Speyside — vale onde a névoa repousa sobre as colinas e o tempo, paciente como um bom pastor, transforma cevada, água e silêncio em single malts de reputação universal.
No percurso pela rota mais prestigiosa do whisky escocês, visitamos casas cuja tradição já é, por si, um patrimônio: Glenlivet, Macallan, Balvenie, Aberlour, Craigellachie, Cardhu, Glen Grant e Benromach.
E tivemos ainda a honra de conhecer a Ballindalloch Distillery, integrada ao secular Ballindalloch Castle Estate, pertencente à tradicional família Macpherson-Grant. Fomos recebidos por seus proprietários, verdadeiros guardiões da destilação artesanal que honra a herança das Highlands.
Entretanto, o momento mais emblemático da jornada deu-se em Glenfiddich, ícone absoluto de Dufftown. A destilaria permanece, desde 1887, nas mãos da histórica família Grant, hoje representada pela linhagem Grant-Gordon, herdeira direta de William Grant. Ali, participei do envasamento de um rótulo exclusivo, uma experiência realmente a once-in-a-lifetime moment, digna de algo second to none. Entre vapores de malte e barris de carvalho europeu, senti-me tocado pela quintessência do espírito escocês.
Pelos caminhos que serpenteiam Speyside, rebanhos de ovelhas surgem como pequenas constelações brancas sobre o tapete verde, permeado pela neve que começa a se formar. A Escócia é terra de single malts e de pastagens pastoris infindas — dois símbolos que, para nós cristãos presbiterianos, possuem profunda ressonância espiritual:
As ovelhas, recordando o terno cuidado do Pastor Eterno:
— “O Senhor é o meu pastor; nada me faltará.” (Salmo 23:1)
— “Eu sou o bom pastor; o bom pastor dá a sua vida pelas ovelhas.” (João 10:11)
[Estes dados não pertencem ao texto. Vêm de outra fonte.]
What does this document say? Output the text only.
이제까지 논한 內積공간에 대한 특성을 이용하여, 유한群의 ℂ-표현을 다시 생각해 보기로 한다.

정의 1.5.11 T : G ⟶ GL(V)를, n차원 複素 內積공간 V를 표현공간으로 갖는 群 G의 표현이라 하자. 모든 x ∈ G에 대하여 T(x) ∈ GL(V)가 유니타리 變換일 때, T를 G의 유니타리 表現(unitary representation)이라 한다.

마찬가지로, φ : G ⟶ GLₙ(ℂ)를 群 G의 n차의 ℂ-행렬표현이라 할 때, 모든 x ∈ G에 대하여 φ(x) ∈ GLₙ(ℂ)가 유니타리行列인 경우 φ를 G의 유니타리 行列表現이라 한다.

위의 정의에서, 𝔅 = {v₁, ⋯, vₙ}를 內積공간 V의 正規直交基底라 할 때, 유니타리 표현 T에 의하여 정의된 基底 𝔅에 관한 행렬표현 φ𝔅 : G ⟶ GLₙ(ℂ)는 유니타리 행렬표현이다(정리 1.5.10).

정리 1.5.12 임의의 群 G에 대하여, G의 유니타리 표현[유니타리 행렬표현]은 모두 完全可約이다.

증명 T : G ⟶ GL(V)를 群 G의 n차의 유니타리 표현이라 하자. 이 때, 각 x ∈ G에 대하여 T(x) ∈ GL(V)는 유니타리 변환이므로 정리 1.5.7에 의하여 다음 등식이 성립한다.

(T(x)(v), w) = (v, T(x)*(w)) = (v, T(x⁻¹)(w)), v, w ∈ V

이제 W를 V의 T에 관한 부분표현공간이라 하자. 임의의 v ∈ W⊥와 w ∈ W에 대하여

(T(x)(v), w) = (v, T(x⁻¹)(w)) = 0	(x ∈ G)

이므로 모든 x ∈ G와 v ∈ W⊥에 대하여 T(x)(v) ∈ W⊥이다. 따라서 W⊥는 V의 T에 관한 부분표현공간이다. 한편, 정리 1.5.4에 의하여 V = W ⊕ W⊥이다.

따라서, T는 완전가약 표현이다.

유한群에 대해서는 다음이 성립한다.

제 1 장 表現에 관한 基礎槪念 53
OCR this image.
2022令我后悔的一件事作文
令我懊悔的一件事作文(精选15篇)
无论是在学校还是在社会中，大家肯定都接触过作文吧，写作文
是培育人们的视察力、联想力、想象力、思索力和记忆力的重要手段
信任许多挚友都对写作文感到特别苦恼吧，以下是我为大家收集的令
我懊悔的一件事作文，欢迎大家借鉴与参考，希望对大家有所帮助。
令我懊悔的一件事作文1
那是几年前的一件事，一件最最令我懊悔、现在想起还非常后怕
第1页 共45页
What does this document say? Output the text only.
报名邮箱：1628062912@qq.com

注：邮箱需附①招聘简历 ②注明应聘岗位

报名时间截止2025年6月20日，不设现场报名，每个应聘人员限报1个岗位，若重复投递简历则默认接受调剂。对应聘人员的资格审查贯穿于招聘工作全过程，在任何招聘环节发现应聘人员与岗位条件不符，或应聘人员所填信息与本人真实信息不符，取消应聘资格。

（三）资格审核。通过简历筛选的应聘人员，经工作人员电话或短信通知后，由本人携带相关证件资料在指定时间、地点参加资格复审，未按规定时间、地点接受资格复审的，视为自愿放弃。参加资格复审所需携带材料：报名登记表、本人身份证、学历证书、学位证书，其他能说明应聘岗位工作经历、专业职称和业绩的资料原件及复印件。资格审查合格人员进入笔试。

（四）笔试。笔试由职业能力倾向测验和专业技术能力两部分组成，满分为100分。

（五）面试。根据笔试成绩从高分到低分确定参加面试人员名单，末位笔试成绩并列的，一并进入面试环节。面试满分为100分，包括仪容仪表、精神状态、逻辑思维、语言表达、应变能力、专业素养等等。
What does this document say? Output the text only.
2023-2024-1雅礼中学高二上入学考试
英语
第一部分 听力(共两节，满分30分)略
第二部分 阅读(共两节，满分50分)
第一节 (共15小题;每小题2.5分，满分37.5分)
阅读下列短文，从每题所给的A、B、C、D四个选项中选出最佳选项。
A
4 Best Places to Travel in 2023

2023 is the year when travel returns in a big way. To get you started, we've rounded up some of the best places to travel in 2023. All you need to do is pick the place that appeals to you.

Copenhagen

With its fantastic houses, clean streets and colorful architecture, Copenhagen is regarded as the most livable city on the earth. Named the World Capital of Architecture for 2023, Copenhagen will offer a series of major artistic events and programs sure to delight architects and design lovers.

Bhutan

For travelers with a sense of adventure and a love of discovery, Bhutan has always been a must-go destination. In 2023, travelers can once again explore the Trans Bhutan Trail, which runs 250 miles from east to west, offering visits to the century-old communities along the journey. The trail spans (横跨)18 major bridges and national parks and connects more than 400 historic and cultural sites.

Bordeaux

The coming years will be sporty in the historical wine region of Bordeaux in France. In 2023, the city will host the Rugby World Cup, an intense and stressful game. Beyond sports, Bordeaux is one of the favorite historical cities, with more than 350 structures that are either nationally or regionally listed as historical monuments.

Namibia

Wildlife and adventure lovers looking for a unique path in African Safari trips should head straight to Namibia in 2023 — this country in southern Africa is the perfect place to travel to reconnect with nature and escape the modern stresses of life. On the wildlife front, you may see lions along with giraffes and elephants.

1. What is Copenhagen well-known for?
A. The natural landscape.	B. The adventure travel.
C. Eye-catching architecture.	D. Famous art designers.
E o whisky — celebrado com sobriedade e gratidão — recorda que a criação é dom divino:
— “Toda boa dádiva e todo dom perfeito vêm do alto.” (Tiago 1:17)
Uma travessia em que tradição, fé e paisagem se entrelaçam num único blend de beleza e esperança reformada. Sem perder, é claro, a singularidade do bom e tradicional single malt. Belo presente de 49 anos, dádivas do Senhor Jesus, por certo.